なお、新東京国際空港工事実施計画の認可処分等取消請求事件の昭和四二年七月三一日付運輸大臣の釈明書において、

「二、(1) 本件工事実施計画の認可自体は、原告らの具体的権利義務に何ら直接の変動を及ぼすものではない。本件工事実施計画の遂行過程において、原告らの権利にいかなる変動が生じるかは、右認可によって確定するものではない。

(2) 本件工事実施計画の認可自体は、原告らの権利になんら直接の制限を加えるものではない。」として、昭和四二年の工事実施計画によっても、土地収用の予定であるとは認められない。

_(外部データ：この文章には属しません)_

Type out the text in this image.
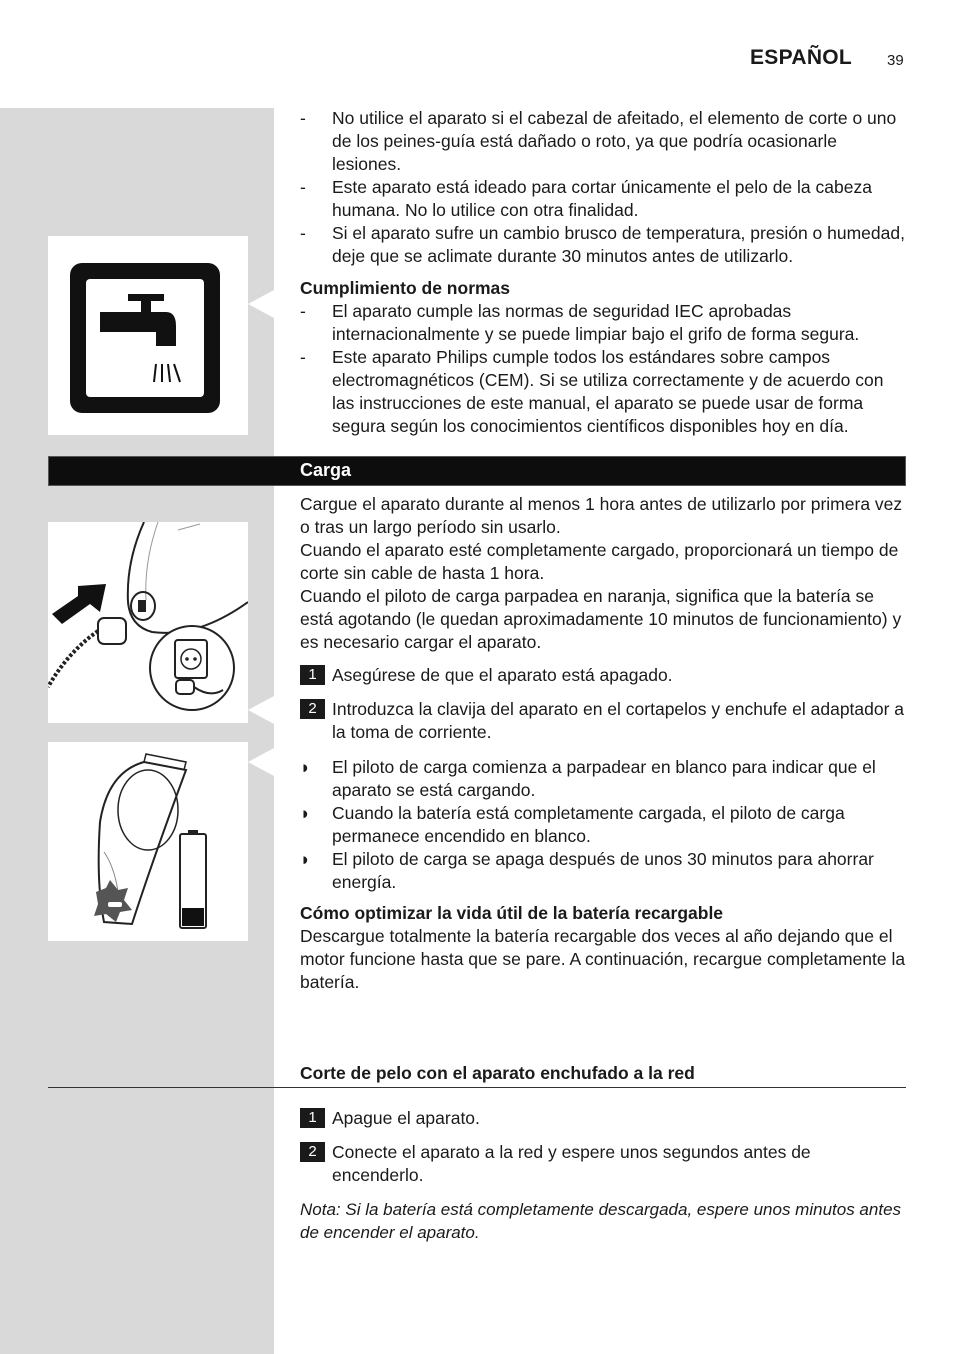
ESPAÑOL 39
- No utilice el aparato si el cabezal de afeitado, el elemento de corte o uno de los peines-guía está dañado o roto, ya que podría ocasionarle lesiones.
- Este aparato está ideado para cortar únicamente el pelo de la cabeza humana. No lo utilice con otra finalidad.
- Si el aparato sufre un cambio brusco de temperatura, presión o humedad, deje que se aclimate durante 30 minutos antes de utilizarlo.
Cumplimiento de normas
- El aparato cumple las normas de seguridad IEC aprobadas internacionalmente y se puede limpiar bajo el grifo de forma segura.
- Este aparato Philips cumple todos los estándares sobre campos electromagnéticos (CEM). Si se utiliza correctamente y de acuerdo con las instrucciones de este manual, el aparato se puede usar de forma segura según los conocimientos científicos disponibles hoy en día.
Carga

Cargue el aparato durante al menos 1 hora antes de utilizarlo por primera vez o tras un largo período sin usarlo.

Cuando el aparato esté completamente cargado, proporcionará un tiempo de corte sin cable de hasta 1 hora.

Cuando el piloto de carga parpadea en naranja, significa que la batería se está agotando (le quedan aproximadamente 10 minutos de funcionamiento) y es necesario cargar el aparato.

1 Asegúrese de que el aparato está apagado.
2 Introduzca la clavija del aparato en el cortapelos y enchufe el adaptador a la toma de corriente.
◗ El piloto de carga comienza a parpadear en blanco para indicar que el aparato se está cargando.
◗ Cuando la batería está completamente cargada, el piloto de carga permanece encendido en blanco.
◗ El piloto de carga se apaga después de unos 30 minutos para ahorrar energía.
Cómo optimizar la vida útil de la batería recargable

Descargue totalmente la batería recargable dos veces al año dejando que el motor funcione hasta que se pare. A continuación, recargue completamente la batería.

Corte de pelo con el aparato enchufado a la red
1 Apague el aparato.
2 Conecte el aparato a la red y espere unos segundos antes de encenderlo.
Nota: Si la batería está completamente descargada, espere unos minutos antes de encender el aparato.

三、原判決は、「控訴人は前認定のとおり、不本意ながらも本件農地について、本件評価基準が定める標準価額によって価額を評価、記入し、相続税額を算出したことについて、一応納得して申告書を提出したもので、その間松戸係官が控訴人に対し、過度にわたる不当な勧奨・説得をしたり、強制的な言辞や態度を示したなどと認めるに足りる証拠はない。」と判示する。しかし、原告は、控訴審における準備書面において、「原告本人尋問の結果によると、控訴人は、税額としてそれの算出基礎となる空港建設用地内の土地の課税標準価格について、直せと要求しているのである。右の証拠によると、控訴人が本件申告を不本意ながら一応納得したなどとは到底認定できないところである。」と主張し、また、上告理由書においても同様のことを主張しているのである。それに対して、原判決は、全く答えていない。すなわち、原告は、申告当時、松戸係官が、本件農地の価額を、新東京国際空港公団の空港建設予定敷地買収予定価額の七割相当額とし、記入したことに対して、空港建設絶対反対の立場をとっており、空港建設のため本件農地の買収に応ずる意思は全くないので、本件農地を公団の買収予定価額を基礎とした価額により評価するのは全く不当であり、従前から行われていたように固定資産税評価額に一定の倍率を乗ずる方式により評価すべきである旨松戸係官に異議を述べた。原告はあくまで空港建設に絶対に反対であり、農業を続けていこうとするものである。原告は、父梅吉より農地を相続して以来、一五年にわたるも、今なお、信念を曲げず、空港に反対し農業を続けている過去現在の原告の意思に鑑みれば、申告時に農地を して空港を建設する予定地としての課税評価を不満ながら受け入れたとは、とうてい認定できない。原告は、空港予定地としての評価に基づく申告をなす意思は全くなかったのである。そもそも、本件農地の評価基準が、法的規制が全く行なわれていない昭和四四年二月の相続時に、不当に高く評価された。その根拠として、昭和四三年四月六日に空港公団と条件四団体との間で調印された土地価額(畑一反当り一四〇万円)を基準にされた。そのことをどうして、空港に反対し農業を続けようとして相続する原告が受忍せねばならないのか。松戸係官の原告を代行したいわゆる申告行為が原告の意思と全く相反するものであることは明らかである。相続税の申告はあくまで自己申告である。

よって、原告が、「松戸係官の説明を不本意ながら納得し申告書に自ら署名押印し、これを自己申告した」(一審判決)などとはいうことはできない。

原告が自己の意思に基づかない申告書であると繰り返し強く述べた事項につき原判決は、全く判断を遺脱したものというべきである。